What’s on the Table?
It’s important to know what your risks and obligations are. With regard to debts, you should take an inventory of any loans you’re responsible for. Most importantly, get a listing of debt that you actually applied for -- where you signed an application as borrower or co-signer.
You may remember most of the debt you applied for, but divorce is a hectic time. Double check by ordering credit reports. Those will show all loans being reported to credit bureaus, which are also the loans most likely to affect your credit. You can order one credit report annually from each bureau at no charge.
You may be responsible for more than just the loans you’ve applied for -- you may even have to cover debt that your spouse took on during the marriage. Talk to a local attorney as soon as possible to get more details.
Stop the Bleeding
Now that you know where you stand, keep things from getting any worse. It’s best to limit any further risk by closing or freezing accounts that you have jointly with your spouse. If you share a credit card account, you’ll be responsible for any spending on that account.
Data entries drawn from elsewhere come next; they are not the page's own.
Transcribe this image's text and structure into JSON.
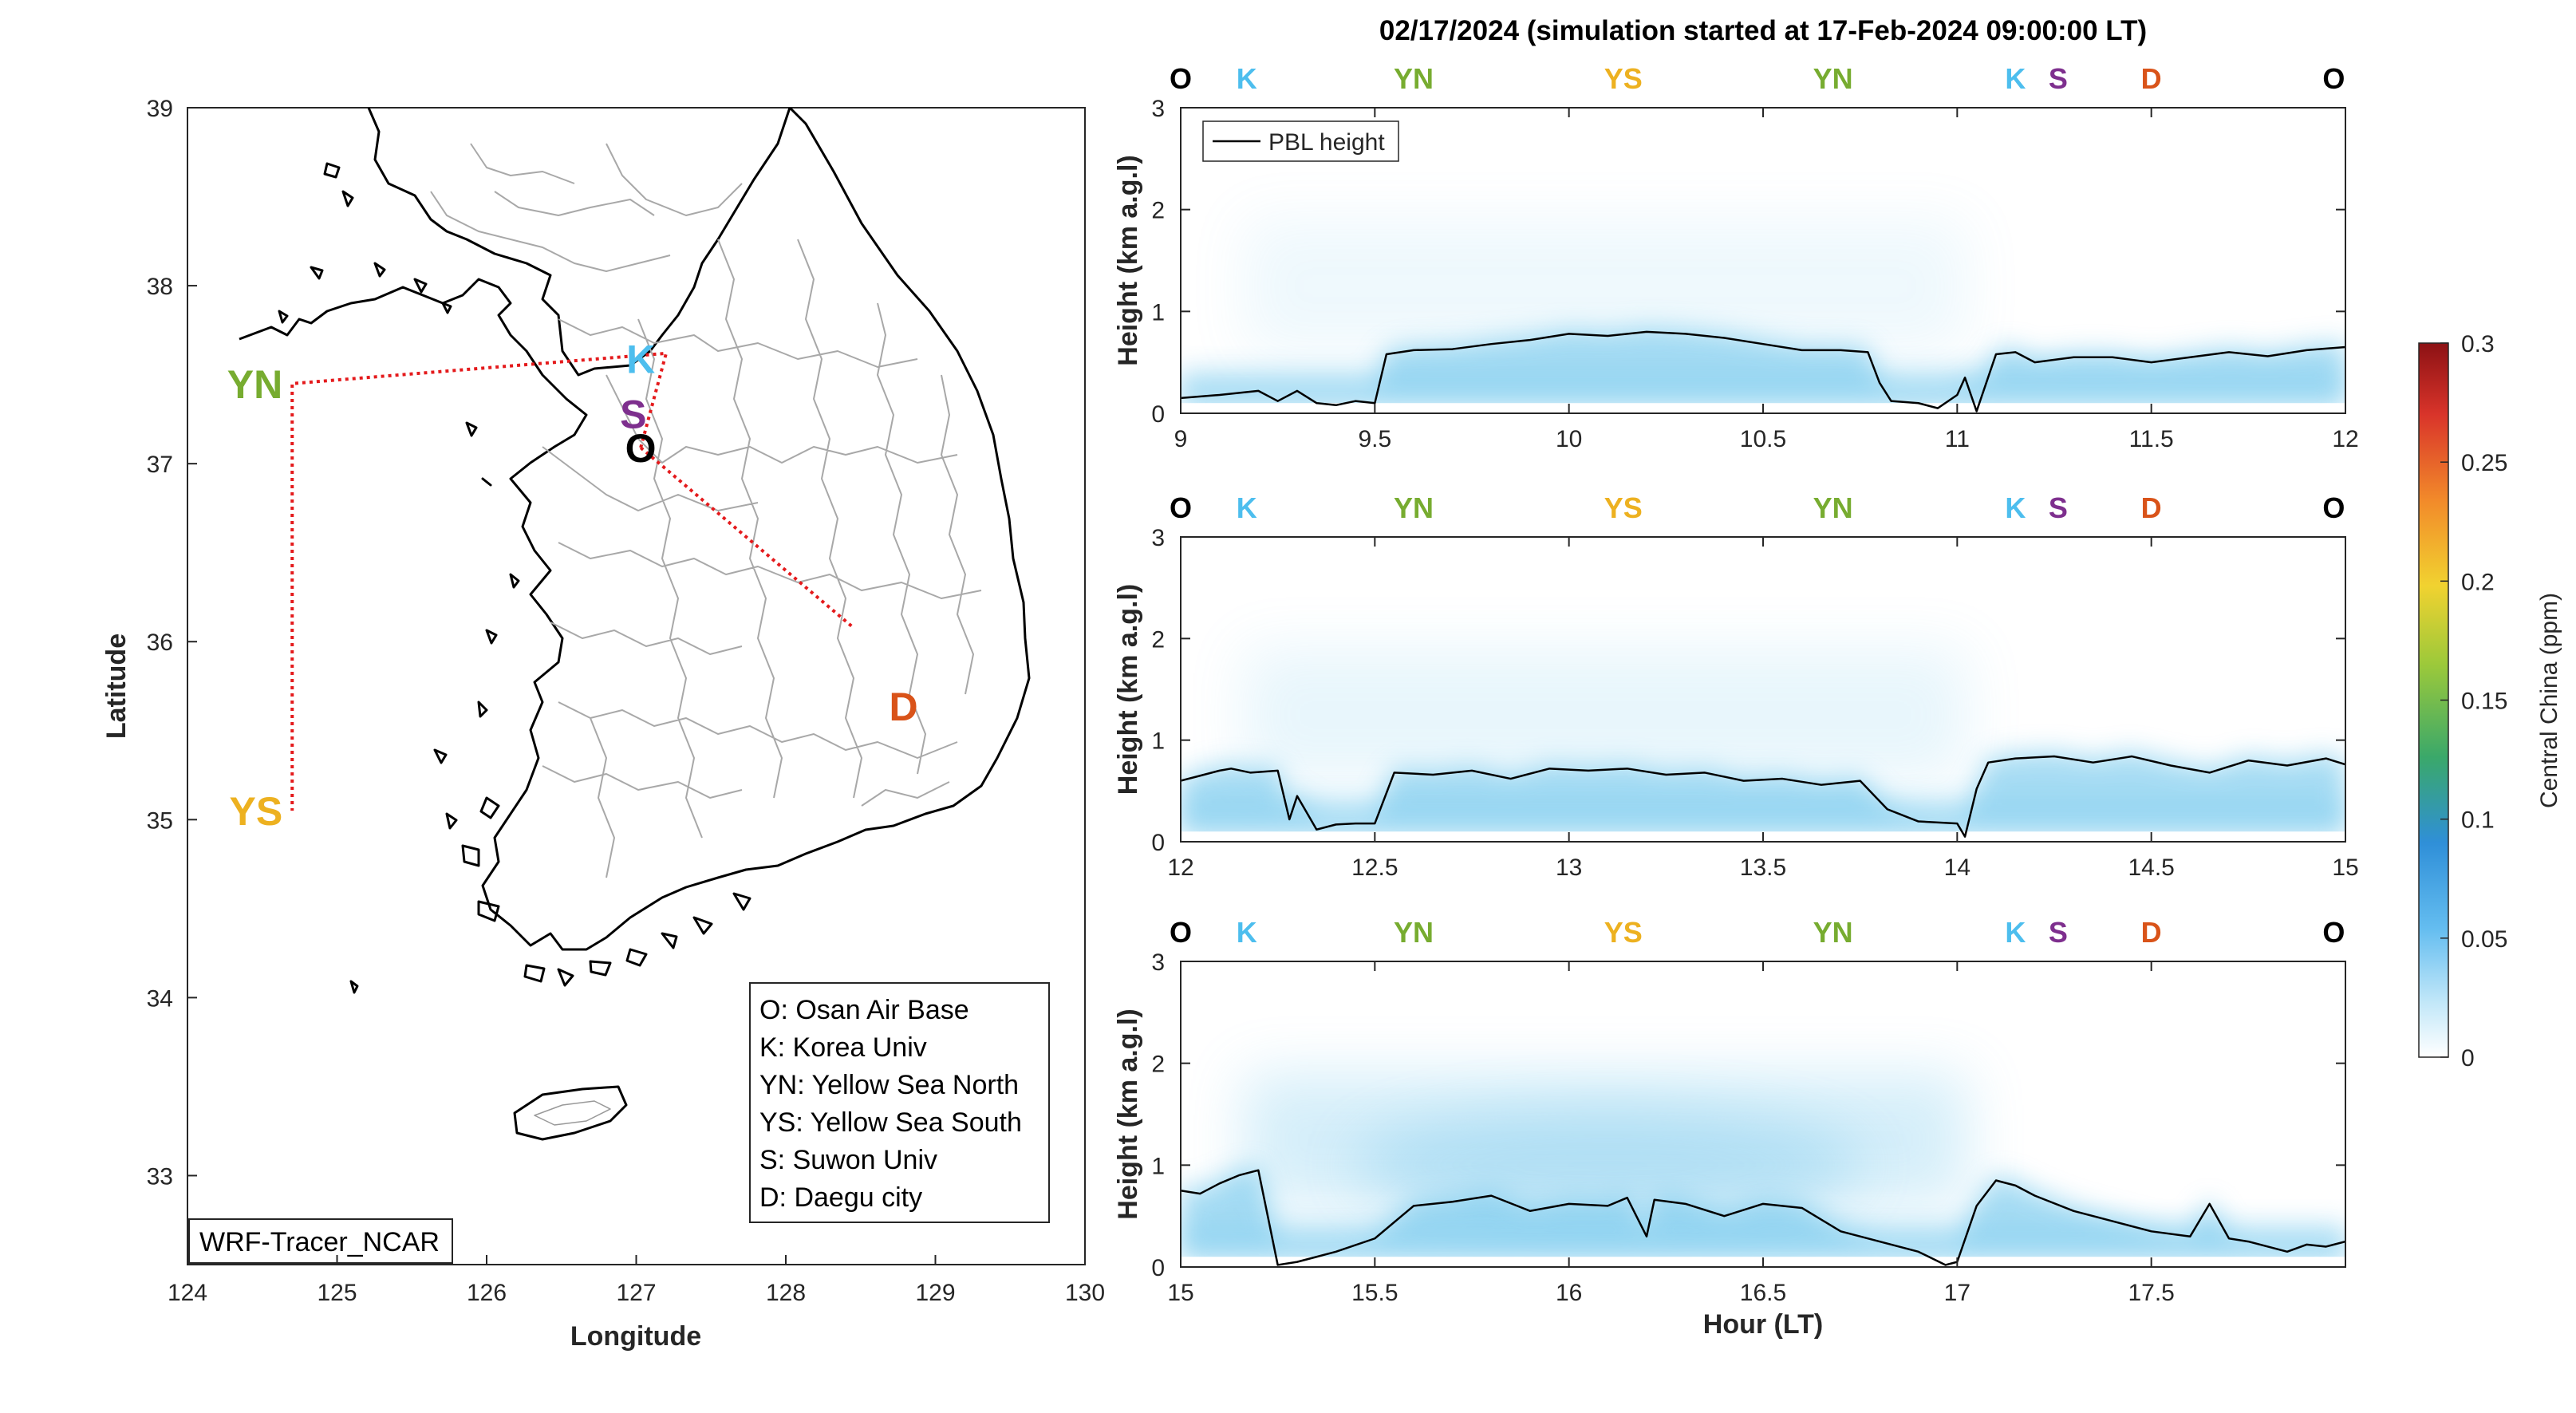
{
  "figure_title": "02/17/2024 (simulation started at 17-Feb-2024 09:00:00 LT)",
  "colors": {
    "O": "#000000",
    "K": "#4DBEEE",
    "YN": "#77AC30",
    "YS": "#EDB120",
    "S": "#7E2F8E",
    "D": "#D95319",
    "route": "#E41A1C",
    "plume": "#5FC0EA"
  },
  "map": {
    "xlabel": "Longitude",
    "ylabel": "Latitude",
    "xlim": [
      124,
      130
    ],
    "ylim": [
      32.5,
      39
    ],
    "xticks": [
      "124",
      "125",
      "126",
      "127",
      "128",
      "129",
      "130"
    ],
    "yticks": [
      "33",
      "34",
      "35",
      "36",
      "37",
      "38",
      "39"
    ],
    "model_label": "WRF-Tracer_NCAR",
    "legend": [
      "O: Osan Air Base",
      "K: Korea Univ",
      "YN: Yellow Sea North",
      "YS: Yellow Sea South",
      "S: Suwon Univ",
      "D: Daegu city"
    ],
    "sites": [
      {
        "key": "YN",
        "label": "YN",
        "lon": 124.7,
        "lat": 37.45
      },
      {
        "key": "YS",
        "label": "YS",
        "lon": 124.7,
        "lat": 35.05
      },
      {
        "key": "K",
        "label": "K",
        "lon": 127.03,
        "lat": 37.59
      },
      {
        "key": "S",
        "label": "S",
        "lon": 126.98,
        "lat": 37.28
      },
      {
        "key": "O",
        "label": "O",
        "lon": 127.03,
        "lat": 37.09
      },
      {
        "key": "D",
        "label": "D",
        "lon": 128.6,
        "lat": 35.87
      }
    ],
    "route": [
      [
        127.03,
        37.09
      ],
      [
        127.2,
        37.62
      ],
      [
        124.7,
        37.45
      ],
      [
        124.7,
        35.05
      ]
    ],
    "route2": [
      [
        127.03,
        37.09
      ],
      [
        128.45,
        36.08
      ]
    ],
    "icon": "korea-peninsula-outline"
  },
  "colorbar": {
    "label": "Central China (ppm)",
    "ticks": [
      "0",
      "0.05",
      "0.1",
      "0.15",
      "0.2",
      "0.25",
      "0.3"
    ],
    "range": [
      0,
      0.3
    ]
  },
  "chart_data": [
    {
      "type": "line",
      "ylabel": "Height (km a.g.l)",
      "xlabel": "",
      "xlim": [
        9,
        12
      ],
      "ylim": [
        0,
        3
      ],
      "xticks": [
        "9",
        "9.5",
        "10",
        "10.5",
        "11",
        "11.5",
        "12"
      ],
      "yticks": [
        "0",
        "1",
        "2",
        "3"
      ],
      "site_labels": [
        {
          "label": "O",
          "key": "O",
          "x": 9.0
        },
        {
          "label": "K",
          "key": "K",
          "x": 9.17
        },
        {
          "label": "YN",
          "key": "YN",
          "x": 9.6
        },
        {
          "label": "YS",
          "key": "YS",
          "x": 10.14
        },
        {
          "label": "YN",
          "key": "YN",
          "x": 10.68
        },
        {
          "label": "K",
          "key": "K",
          "x": 11.15
        },
        {
          "label": "S",
          "key": "S",
          "x": 11.26
        },
        {
          "label": "D",
          "key": "D",
          "x": 11.5
        },
        {
          "label": "O",
          "key": "O",
          "x": 11.97
        }
      ],
      "legend": [
        "PBL height"
      ],
      "series": [
        {
          "name": "PBL height",
          "x": [
            9.0,
            9.1,
            9.2,
            9.25,
            9.3,
            9.35,
            9.4,
            9.45,
            9.5,
            9.53,
            9.6,
            9.7,
            9.8,
            9.9,
            10.0,
            10.1,
            10.2,
            10.3,
            10.4,
            10.5,
            10.6,
            10.7,
            10.77,
            10.8,
            10.83,
            10.9,
            10.95,
            11.0,
            11.02,
            11.05,
            11.1,
            11.15,
            11.2,
            11.3,
            11.4,
            11.5,
            11.6,
            11.7,
            11.8,
            11.9,
            12.0
          ],
          "y": [
            0.15,
            0.18,
            0.22,
            0.12,
            0.22,
            0.1,
            0.08,
            0.12,
            0.1,
            0.58,
            0.62,
            0.63,
            0.68,
            0.72,
            0.78,
            0.76,
            0.8,
            0.78,
            0.74,
            0.68,
            0.62,
            0.62,
            0.6,
            0.3,
            0.12,
            0.1,
            0.05,
            0.18,
            0.35,
            0.02,
            0.58,
            0.6,
            0.5,
            0.55,
            0.55,
            0.5,
            0.55,
            0.6,
            0.56,
            0.62,
            0.65
          ]
        }
      ]
    },
    {
      "type": "line",
      "ylabel": "Height (km a.g.l)",
      "xlabel": "",
      "xlim": [
        12,
        15
      ],
      "ylim": [
        0,
        3
      ],
      "xticks": [
        "12",
        "12.5",
        "13",
        "13.5",
        "14",
        "14.5",
        "15"
      ],
      "yticks": [
        "0",
        "1",
        "2",
        "3"
      ],
      "site_labels": [
        {
          "label": "O",
          "key": "O",
          "x": 12.0
        },
        {
          "label": "K",
          "key": "K",
          "x": 12.17
        },
        {
          "label": "YN",
          "key": "YN",
          "x": 12.6
        },
        {
          "label": "YS",
          "key": "YS",
          "x": 13.14
        },
        {
          "label": "YN",
          "key": "YN",
          "x": 13.68
        },
        {
          "label": "K",
          "key": "K",
          "x": 14.15
        },
        {
          "label": "S",
          "key": "S",
          "x": 14.26
        },
        {
          "label": "D",
          "key": "D",
          "x": 14.5
        },
        {
          "label": "O",
          "key": "O",
          "x": 14.97
        }
      ],
      "legend": [],
      "series": [
        {
          "name": "PBL height",
          "x": [
            12.0,
            12.05,
            12.1,
            12.13,
            12.18,
            12.25,
            12.28,
            12.3,
            12.35,
            12.4,
            12.45,
            12.5,
            12.55,
            12.65,
            12.75,
            12.85,
            12.95,
            13.05,
            13.15,
            13.25,
            13.35,
            13.45,
            13.55,
            13.65,
            13.75,
            13.82,
            13.9,
            14.0,
            14.02,
            14.05,
            14.08,
            14.15,
            14.25,
            14.35,
            14.45,
            14.55,
            14.65,
            14.75,
            14.85,
            14.95,
            15.0
          ],
          "y": [
            0.6,
            0.65,
            0.7,
            0.72,
            0.68,
            0.7,
            0.22,
            0.45,
            0.12,
            0.17,
            0.18,
            0.18,
            0.68,
            0.66,
            0.7,
            0.62,
            0.72,
            0.7,
            0.72,
            0.66,
            0.68,
            0.6,
            0.62,
            0.56,
            0.6,
            0.32,
            0.2,
            0.18,
            0.05,
            0.52,
            0.78,
            0.82,
            0.84,
            0.78,
            0.84,
            0.75,
            0.68,
            0.8,
            0.75,
            0.82,
            0.76
          ]
        }
      ]
    },
    {
      "type": "line",
      "ylabel": "Height (km a.g.l)",
      "xlabel": "Hour (LT)",
      "xlim": [
        15,
        18
      ],
      "ylim": [
        0,
        3
      ],
      "xticks": [
        "15",
        "15.5",
        "16",
        "16.5",
        "17",
        "17.5"
      ],
      "yticks": [
        "0",
        "1",
        "2",
        "3"
      ],
      "site_labels": [
        {
          "label": "O",
          "key": "O",
          "x": 15.0
        },
        {
          "label": "K",
          "key": "K",
          "x": 15.17
        },
        {
          "label": "YN",
          "key": "YN",
          "x": 15.6
        },
        {
          "label": "YS",
          "key": "YS",
          "x": 16.14
        },
        {
          "label": "YN",
          "key": "YN",
          "x": 16.68
        },
        {
          "label": "K",
          "key": "K",
          "x": 17.15
        },
        {
          "label": "S",
          "key": "S",
          "x": 17.26
        },
        {
          "label": "D",
          "key": "D",
          "x": 17.5
        },
        {
          "label": "O",
          "key": "O",
          "x": 17.97
        }
      ],
      "legend": [],
      "series": [
        {
          "name": "PBL height",
          "x": [
            15.0,
            15.05,
            15.1,
            15.15,
            15.2,
            15.25,
            15.3,
            15.35,
            15.4,
            15.5,
            15.6,
            15.7,
            15.8,
            15.9,
            16.0,
            16.1,
            16.15,
            16.2,
            16.22,
            16.3,
            16.4,
            16.5,
            16.6,
            16.7,
            16.8,
            16.9,
            16.97,
            17.0,
            17.05,
            17.1,
            17.15,
            17.2,
            17.3,
            17.4,
            17.5,
            17.6,
            17.65,
            17.7,
            17.75,
            17.8,
            17.85,
            17.9,
            17.95,
            18.0
          ],
          "y": [
            0.75,
            0.72,
            0.82,
            0.9,
            0.95,
            0.02,
            0.05,
            0.1,
            0.15,
            0.28,
            0.6,
            0.64,
            0.7,
            0.55,
            0.62,
            0.6,
            0.68,
            0.3,
            0.66,
            0.62,
            0.5,
            0.62,
            0.58,
            0.35,
            0.25,
            0.15,
            0.02,
            0.05,
            0.6,
            0.85,
            0.8,
            0.7,
            0.55,
            0.45,
            0.35,
            0.3,
            0.62,
            0.28,
            0.25,
            0.2,
            0.15,
            0.22,
            0.2,
            0.25
          ]
        }
      ]
    }
  ]
}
If the marriage is on its last legs, does it still make sense to share the account? Do you trust your spouse to keep spending at a minimum?
Ideally you and your spouse can discuss this so there are no surprises or hard feelings. For example, if mortgage payments automatically come out of your joint checking account, it’s best to figure out another way to make the payments (and update your lender) before closing the account. However, in some cases you’ll have to move quickly and figure out the details later (ask your attorney for advice if you’ve got a spouse who’s spending uncontrollably or a contentious situation).
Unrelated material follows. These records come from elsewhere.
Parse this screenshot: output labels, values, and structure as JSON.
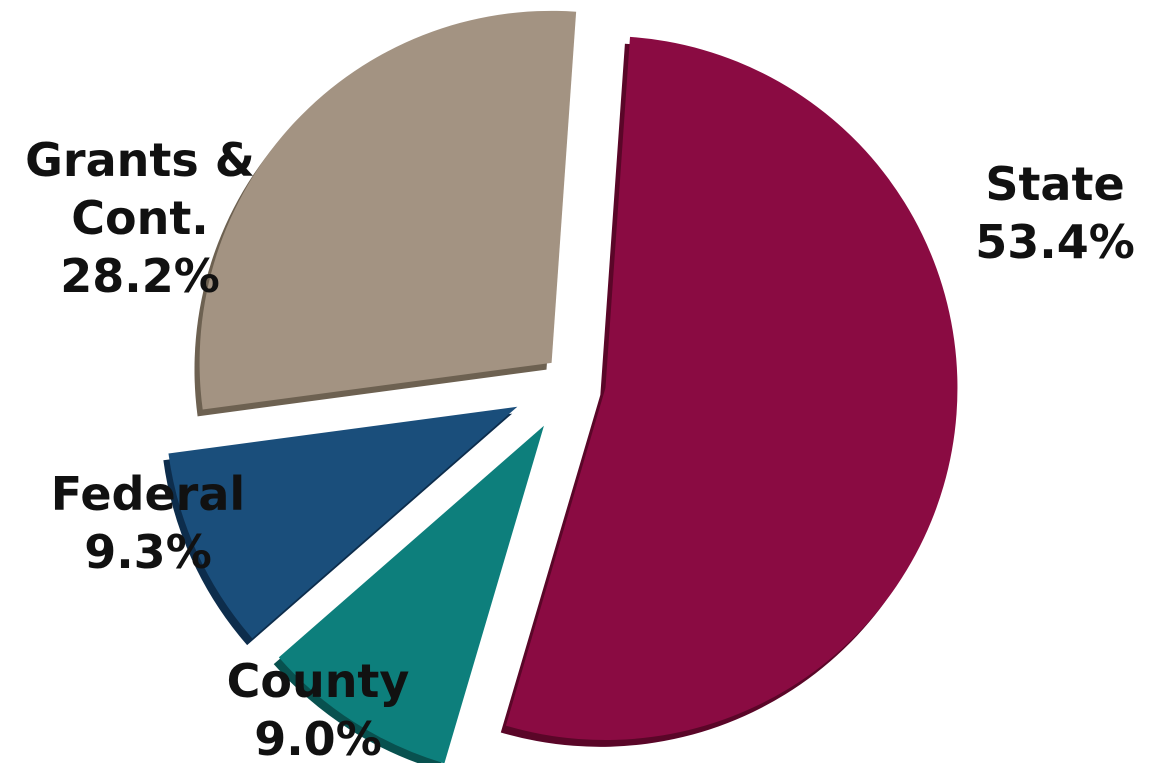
{
  "chart_data": {
    "type": "pie",
    "style": "exploded 3d",
    "title": "",
    "slices": [
      {
        "name": "State",
        "label_lines": [
          "State",
          "53.4%"
        ],
        "value": 53.4,
        "color": "#8a0b42",
        "side_color": "#5a0628"
      },
      {
        "name": "County",
        "label_lines": [
          "County",
          "9.0%"
        ],
        "value": 9.0,
        "color": "#0d7f7c",
        "side_color": "#08514f"
      },
      {
        "name": "Federal",
        "label_lines": [
          "Federal",
          "9.3%"
        ],
        "value": 9.3,
        "color": "#1a4e7b",
        "side_color": "#0d2d4c"
      },
      {
        "name": "Grants & Cont.",
        "label_lines": [
          "Grants &",
          "Cont.",
          "28.2%"
        ],
        "value": 28.2,
        "color": "#a39382",
        "side_color": "#6d6151"
      }
    ]
  }
}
To close accounts, contact your lender and let them know what’s happening. Tell them you’d like to prevent your spouse from using the account, and ask what the options are.
Build Your Own Credit
As you close accounts (or, better yet, before then) you should be sure to have credit accounts in your own name. You may want to have your own credit card or auto loan -- especially if you don’t currently have any debt in your own name.
It’s not uncommon for one spouse to apply for most loans, while another spouse does very little borrowing. In reality, both spouses repay the debt, but the credit bureaus only see the name on the loan application. If you’ve never (or rarely) applied for a loan, you may not have much of a credit history and lenders may be hesitant to work with you in the future.
Build credit by opening accounts in your name (individually). It may be a good idea to do this sooner than later, since things can get messy during divorce: payments may get missed and you’ll want to have everything in place so you can function on your own as soon as possible.
Take a Picture
It’s also a good idea to keep track of how household debts progress during the divorce. Take a snapshot of your finances when you and your partner decide to separate. Save copies of your most recent account statements -- if anything dramatic happens, such as an extravagant trip that you don’t participate in, you may not be responsible for the debt.
Again, a local attorney is invaluable when you decide to divorce. Ask for their advice on how to handle your debts before, during, and after divorce.